Sur le gazon du cimetière
Tous les défunts se sont dressés.
TOUS
As-tu peur des pieux mystères?
Passe plus loin du cimetière.
MOI
Frères muets, au cimetière
Tous les morts se sont embrassés.
TOUS
As-tu peur des pieux mystères?
Passe plus loin du cimetière.
MOI
C’est la fête du cimetière,
Les morts se mettent à danser.
TOUS
As-tu peur des pieux mystères?
Passe plus loin du cimetière.
MOI
La lune est claire: au cimetière,
Les vierges cherchent leurs fiancés.
TOUS
As-tu peur des pieux mystères?
Passe plus loin du cimetière.
MOI
Leurs amoureux, au cimetière,
Ne sont plus là, si empressés.
TOUS
As-tu peur des pieux mystères?
Passe plus loin du cimetière.
MOI
Oh! ouvrez-moi le cimetière,
Mon amour va les caresser…
XI
Le croirez-vous? Soudain, d’une tombe béante, à trois pas de nous autres, mes chers amis, une voix sombre, dolente, sépulcrale, nous fait entendre ces mots:
– Laissez dormir ceux qui dorment!
Nous restâmes pétrifiés, et à l’entour, sous la lune, tout retomba dans le silence.
Mathieu disait doucement à Grivolas:
– As-tu entendu?
– Oui, répondit le peintre, c’est là-bas, dans ce sarcophage.
– Cela, dit patron Gafet en crevant de rire, c’est un couche-vêtu, un de ces galimands, comme nous les nommons en Arles, qui viennent se gîter, la nuit, dans ces auges vides.
Et Daudet:
– Quel dommage, pourtant, que ça n’ait pas été une apparition réelle! Quelque belle Vestale, qui, à la voix des poètes, eût interrompu son somme, et, ô mon Grivolas, fût venue t’embrasser!
Puis, d’une voix retentissante, il chanta et nous chantâmes:
De l’abbaye passant les portes,
Autour de moi, tu trouverais
Des nonnes l’errante cohorte,
Car en suaire je serais!
– O Magali, si tu te fais
La pauvre morte,
La terre alors je me ferai:
La je t’aurai.
Là-dessus, au patron Gafet nous serrâmes tous la main, et nous allâmes vite, de ce pas, au chemin de fer, prendre le train pour Avignon.
Sept ans après, hélas! l’année de la catastrophe, je reçus cette lettre:
Paris, 31 décembre 1870.
«Mon Capoulié, je t’envoie par le ballon monté un gros tas de baisers.

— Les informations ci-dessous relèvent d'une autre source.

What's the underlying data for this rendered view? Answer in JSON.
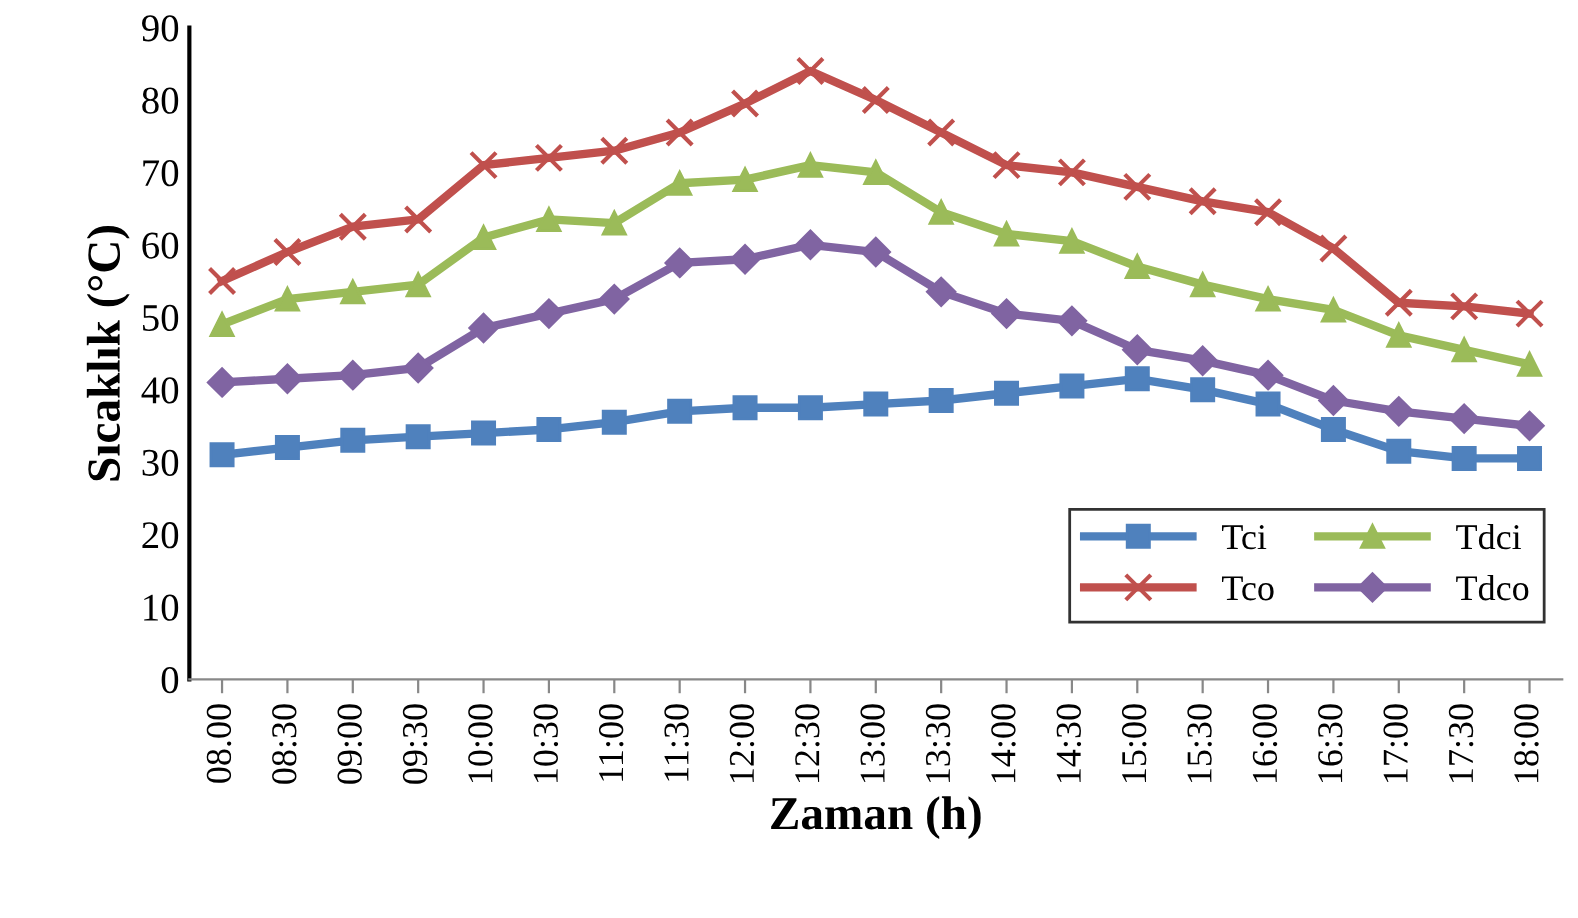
{
  "chart_data": {
    "type": "line",
    "xlabel": "Zaman (h)",
    "ylabel": "Sıcaklık (°C)",
    "categories": [
      "08.00",
      "08:30",
      "09:00",
      "09:30",
      "10:00",
      "10:30",
      "11:00",
      "11:30",
      "12:00",
      "12:30",
      "13:00",
      "13:30",
      "14:00",
      "14:30",
      "15:00",
      "15:30",
      "16:00",
      "16:30",
      "17:00",
      "17:30",
      "18:00"
    ],
    "series": [
      {
        "name": "Tci",
        "color": "#4f81bd",
        "marker": "square",
        "values": [
          31,
          32,
          33,
          33.5,
          34,
          34.5,
          35.5,
          37,
          37.5,
          37.5,
          38,
          38.5,
          39.5,
          40.5,
          41.5,
          40,
          38,
          34.5,
          31.5,
          30.5,
          30.5
        ]
      },
      {
        "name": "Tco",
        "color": "#c0504d",
        "marker": "cross",
        "values": [
          55,
          59,
          62.5,
          63.5,
          71,
          72,
          73,
          75.5,
          79.5,
          84,
          80,
          75.5,
          71,
          70,
          68,
          66,
          64.5,
          59.5,
          52,
          51.5,
          50.5
        ]
      },
      {
        "name": "Tdci",
        "color": "#9bbb59",
        "marker": "triangle",
        "values": [
          49,
          52.5,
          53.5,
          54.5,
          61,
          63.5,
          63,
          68.5,
          69,
          71,
          70,
          64.5,
          61.5,
          60.5,
          57,
          54.5,
          52.5,
          51,
          47.5,
          45.5,
          43.5
        ]
      },
      {
        "name": "Tdco",
        "color": "#8064a2",
        "marker": "diamond",
        "values": [
          41,
          41.5,
          42,
          43,
          48.5,
          50.5,
          52.5,
          57.5,
          58,
          60,
          59,
          53.5,
          50.5,
          49.5,
          45.5,
          44,
          42,
          38.5,
          37,
          36,
          35
        ]
      }
    ],
    "ylim": [
      0,
      90
    ],
    "yticks": [
      0,
      10,
      20,
      30,
      40,
      50,
      60,
      70,
      80,
      90
    ],
    "grid": false,
    "legend": "bottom right"
  }
}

Et il me fait plaisir de pouvoir te les envoyer en langue provençale; comme ça je suis assuré que les Allemands, si le ballon leur tombe dans les mains, ne pourront par lire mon écriture et publier ma lettre dans le Mercure de Souabe.
«Il fait froid, il fait noir; nous mangeons du cheval, du chat, du chameau, de l’hippopotame (ah! si nous avions les bons oignons, le catigot et la cachat de la Ribote de Trinquetaille!) Les fusils nous brûlent les doigts. Le bois se fait rare. Les armées de la Loire ne viennent pas. Mais cela ne fait rien. Les gens de Berlin s’ennuieront quelque temps encore devant les remparts de Paris.
……………
«Adieu, mon Capoulié, trois gros baisers: un pour moi, l’autre pour ma femme, l’autre pour mon fils. Avec ça, bonne année, comme toujours d’aujourd’hui à un an.
Ton félibre,
Alphonse DAUDET.»
Et puis, on viendra me dire que Daudet n’étais pas un excellent Provençal! Parce qu’en plaisantant il aura ridiculisé les Tartarin, les Roumestan et les Tante Portal et tous les imbéciles du pays de Provence qui veulent franciser le parler provençal, pour cela Tarascon lui garderait rancune?
Non! la mère lionne n’en veut pas, n’en voudra jamais au lionceau qui, pour s’ébattre, l’égratigne quelquefois.